Nothing. To engineers and scientists, pipelines have always been the way to go but for politicians and the 40 percent who are going to vote for their political party no matter what ridiculous claim leaders make, science is only applicable when it meets the agenda. Which means nuclear is still on the back burner, with Presidents who will claim 'all hands on deck' about energy solutions and then pull the plug on any nuclear energy options a year later.

NOTES:

(1) Kerry always had the sort of conflicted relationship with science and logic that infected Baby Boomers in alarming numbers. When he was running for President and was criticized for his fleet of SUVs he said those were his family's and not his personally, so they didn't count, and in 2004 no one among his Boomer voters cared, but his $4 million Gulfstream IV private jet, owned by a 'climate envoy', couldn't be so easily rationalized for Millennials - and he sold it under pressure this year.
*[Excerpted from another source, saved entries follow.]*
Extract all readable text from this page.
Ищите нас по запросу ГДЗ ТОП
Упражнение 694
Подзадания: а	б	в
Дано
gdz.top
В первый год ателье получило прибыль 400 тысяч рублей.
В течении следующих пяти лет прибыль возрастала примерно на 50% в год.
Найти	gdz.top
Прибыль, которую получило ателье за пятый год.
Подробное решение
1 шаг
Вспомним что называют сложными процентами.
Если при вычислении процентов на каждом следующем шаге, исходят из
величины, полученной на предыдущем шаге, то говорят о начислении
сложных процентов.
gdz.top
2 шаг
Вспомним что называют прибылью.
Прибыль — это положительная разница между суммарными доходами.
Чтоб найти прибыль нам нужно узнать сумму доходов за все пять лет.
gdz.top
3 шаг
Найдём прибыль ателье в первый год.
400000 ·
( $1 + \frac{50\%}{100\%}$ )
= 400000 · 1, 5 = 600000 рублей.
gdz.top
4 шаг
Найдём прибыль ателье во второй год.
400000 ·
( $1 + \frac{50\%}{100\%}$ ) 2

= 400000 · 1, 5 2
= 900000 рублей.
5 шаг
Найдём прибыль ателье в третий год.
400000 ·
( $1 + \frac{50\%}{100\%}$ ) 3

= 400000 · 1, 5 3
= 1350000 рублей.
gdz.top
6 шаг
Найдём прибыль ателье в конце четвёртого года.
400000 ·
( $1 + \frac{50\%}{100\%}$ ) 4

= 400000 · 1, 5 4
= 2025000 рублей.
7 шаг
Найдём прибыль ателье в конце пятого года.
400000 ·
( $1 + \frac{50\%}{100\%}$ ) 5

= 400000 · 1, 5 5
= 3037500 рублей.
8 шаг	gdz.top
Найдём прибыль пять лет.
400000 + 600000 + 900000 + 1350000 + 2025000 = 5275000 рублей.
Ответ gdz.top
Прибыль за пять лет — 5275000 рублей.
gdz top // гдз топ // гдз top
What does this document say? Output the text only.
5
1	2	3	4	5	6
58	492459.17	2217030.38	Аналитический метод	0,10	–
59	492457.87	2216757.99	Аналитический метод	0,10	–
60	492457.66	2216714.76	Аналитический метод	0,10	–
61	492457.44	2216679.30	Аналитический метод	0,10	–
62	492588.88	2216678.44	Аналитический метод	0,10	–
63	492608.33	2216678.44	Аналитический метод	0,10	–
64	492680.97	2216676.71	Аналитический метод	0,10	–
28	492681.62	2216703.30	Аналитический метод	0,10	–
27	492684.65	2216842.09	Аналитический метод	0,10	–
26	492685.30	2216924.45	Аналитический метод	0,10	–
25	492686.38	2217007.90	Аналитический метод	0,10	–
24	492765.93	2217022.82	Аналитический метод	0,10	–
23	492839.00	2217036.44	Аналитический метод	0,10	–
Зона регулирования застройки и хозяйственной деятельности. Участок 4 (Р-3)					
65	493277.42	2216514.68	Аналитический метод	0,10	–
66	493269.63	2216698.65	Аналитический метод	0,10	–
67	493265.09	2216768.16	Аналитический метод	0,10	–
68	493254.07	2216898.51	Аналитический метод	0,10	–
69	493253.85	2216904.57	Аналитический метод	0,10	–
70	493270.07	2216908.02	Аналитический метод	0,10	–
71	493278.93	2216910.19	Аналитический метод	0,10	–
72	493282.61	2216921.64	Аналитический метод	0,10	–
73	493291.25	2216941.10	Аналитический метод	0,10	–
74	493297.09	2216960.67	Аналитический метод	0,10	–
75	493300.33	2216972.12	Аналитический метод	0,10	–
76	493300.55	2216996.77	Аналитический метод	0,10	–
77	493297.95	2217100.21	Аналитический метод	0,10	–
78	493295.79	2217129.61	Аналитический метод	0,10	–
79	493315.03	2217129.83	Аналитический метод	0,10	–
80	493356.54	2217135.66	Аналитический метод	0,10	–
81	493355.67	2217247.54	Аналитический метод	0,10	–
(2) Both France and Germany looked bad with the invasion, because they had long framed the EU as a peace project between France and Germany in their schools. The French list peace as the number one reason the EU is positive, over the lack of borders of tariffs. Yet other countries now see that only means peace for France and Germany. Those two countries will do nothing more than send ambulances anywhere else. 

(3) When Secretary Hillary Clinton and government scientists were dismissed by the Obama administration in its Keystone XL pipeline ruling, saying 400 miles of pipe was bad for the environment, they had to ignore 20,000 miles of pipe already there.